Purbaya Janji Bakal Kelola APBN 2026 Secara Hati-hati dan Bebas Kebocoran
Pajak.com, Jakarta — Menteri Keuangan (Menkeu) Purbaya Yudhi Sadewa memastikan bahwa pengelolaan Anggaran Pendapatan dan Belanja Negara (APBN) 2026 akan dilakukan secara hati-hati, dan bebas kebocoran. Pemerintah berkomitmen menjaga disiplin fiskal tanpa mengorbankan laju pertumbuhan ekonomi nasional.
“Kami pastikan pengelolaan fiskal dijalankan dengan hati-hati, efisien, dan mendukung pertumbuhan ekonomi yang kuat,” ujar Purbaya dalam Media Gathering, dikutip Pajak.com pada Senin (13/10/25).
Ia menegaskan bahwa strategi pengelolaan anggaran negara dirancang untuk menjaga stabilitas sistem keuangan, sekaligus memastikan setiap rupiah yang dibelanjakan memberi manfaat nyata bagi masyarakat.
Purbaya menyatakan keyakinannya terhadap prospek ekonomi nasional. Menurutnya, percepatan belanja pemerintah dan pertumbuhan kredit perbankan akan menjadi pendorong utama ekonomi hingga akhir 2025 dan sepanjang 2026. Pemerintah, lanjutnya, akan memastikan pelaksanaan belanja negara tepat waktu, dan tepat sasaran.
Selain menjaga efektivitas belanja, Purbaya juga menekankan pentingnya memperkuat integritas aparatur fiskal, terutama di sektor perpajakan dan kepabeanan. Ia menegaskan bahwa pemerintah akan memberikan penghargaan bagi pegawai berprestasi dan menindak tegas setiap pelanggaran yang terjadi, demi menjaga profesionalitas dan kepercayaan publik.

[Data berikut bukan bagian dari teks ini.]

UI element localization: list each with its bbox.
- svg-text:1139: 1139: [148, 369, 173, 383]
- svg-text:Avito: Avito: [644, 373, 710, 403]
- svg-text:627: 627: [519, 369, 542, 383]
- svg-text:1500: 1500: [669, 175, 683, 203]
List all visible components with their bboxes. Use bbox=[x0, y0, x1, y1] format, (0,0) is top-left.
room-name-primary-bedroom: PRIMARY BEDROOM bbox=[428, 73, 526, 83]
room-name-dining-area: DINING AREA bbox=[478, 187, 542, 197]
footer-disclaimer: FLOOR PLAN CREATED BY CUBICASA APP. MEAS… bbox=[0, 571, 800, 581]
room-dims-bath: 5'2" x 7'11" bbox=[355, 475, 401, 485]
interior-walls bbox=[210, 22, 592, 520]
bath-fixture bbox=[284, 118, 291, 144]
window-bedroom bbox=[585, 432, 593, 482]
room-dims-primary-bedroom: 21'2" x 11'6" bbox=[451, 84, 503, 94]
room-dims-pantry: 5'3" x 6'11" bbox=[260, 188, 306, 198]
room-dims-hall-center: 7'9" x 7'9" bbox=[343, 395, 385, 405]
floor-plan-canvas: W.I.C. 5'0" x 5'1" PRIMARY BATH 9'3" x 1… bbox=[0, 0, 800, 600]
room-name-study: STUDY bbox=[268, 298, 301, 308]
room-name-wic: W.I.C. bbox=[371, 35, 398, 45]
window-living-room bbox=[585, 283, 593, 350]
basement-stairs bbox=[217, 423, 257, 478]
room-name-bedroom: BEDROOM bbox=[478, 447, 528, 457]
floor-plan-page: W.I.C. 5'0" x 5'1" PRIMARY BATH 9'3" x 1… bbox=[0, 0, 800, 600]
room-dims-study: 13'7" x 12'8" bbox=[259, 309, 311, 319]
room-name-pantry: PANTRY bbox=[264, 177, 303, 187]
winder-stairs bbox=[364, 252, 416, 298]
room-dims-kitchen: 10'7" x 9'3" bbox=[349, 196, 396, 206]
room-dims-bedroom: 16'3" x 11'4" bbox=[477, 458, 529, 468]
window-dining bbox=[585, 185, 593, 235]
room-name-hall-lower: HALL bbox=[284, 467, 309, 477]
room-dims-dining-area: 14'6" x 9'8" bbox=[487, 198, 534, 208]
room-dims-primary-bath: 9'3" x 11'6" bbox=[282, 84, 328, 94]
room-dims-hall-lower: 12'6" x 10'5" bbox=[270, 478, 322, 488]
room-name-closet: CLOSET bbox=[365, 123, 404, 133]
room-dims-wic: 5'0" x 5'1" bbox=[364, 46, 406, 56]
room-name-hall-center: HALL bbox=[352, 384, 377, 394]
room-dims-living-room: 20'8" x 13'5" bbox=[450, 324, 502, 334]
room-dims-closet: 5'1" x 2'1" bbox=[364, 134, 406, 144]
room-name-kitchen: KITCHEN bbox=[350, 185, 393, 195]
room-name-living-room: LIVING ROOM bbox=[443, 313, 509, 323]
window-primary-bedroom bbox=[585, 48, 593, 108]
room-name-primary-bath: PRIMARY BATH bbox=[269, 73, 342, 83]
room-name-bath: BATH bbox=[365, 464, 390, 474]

Dalam kesempatan yang sama, Purbaya menyoroti pengelolaan pembiayaan pembangunan yang bertanggung jawab. Ia menegaskan bahwa setiap pembiayaan dan utang pemerintah akan digunakan secara produktif, agar tidak membebani fiskal dan mampu menciptakan pertumbuhan ekonomi yang berkelanjutan.
Untuk diketahui, APBN 2026 difokuskan pada delapan agenda prioritas nasional, yakni ketahanan pangan, ketahanan energi, program Makan Bergizi Gratis (MBG), pendidikan bermutu, kesehatan berkualitas, pembangunan desa koperasi Usaha Mikro, Kecil, dan menengah (UMKM), pertahanan semesta, serta akselerasi investasi dan perdagangan global.
Pemerintah mengalokasikan anggaran besar untuk mendukung agenda tersebut, antara lain Rp164,7 triliun untuk ketahanan pangan, Rp402,4 triliun untuk energi, Rp335 triliun untuk MBG, Rp769,1 triliun untuk pendidikan, Rp244 triliun untuk kesehatan, serta Rp508,2 triliun untuk perlindungan sosial.
Secara keseluruhan, belanja negara dalam APBN 2026 ditetapkan sebesar Rp3.842,7 triliun, dengan pendapatan negara diperkirakan mencapai Rp3.153,6 triliun. Adapun defisit anggaran dipatok sebesar 2,68 persen terhadap Produk Domestik Bruto (PDB).
Pemerintah menargetkan pertumbuhan ekonomi tahun depan mencapai 5,4 persen, inflasi dijaga di kisaran 2,5 persen, suku bunga Surat Berharga Negara (SBN) sekitar 6,9 persen, dan nilai tukar rupiah stabil di level Rp16.500 per dolar Amerika Serikat (AS).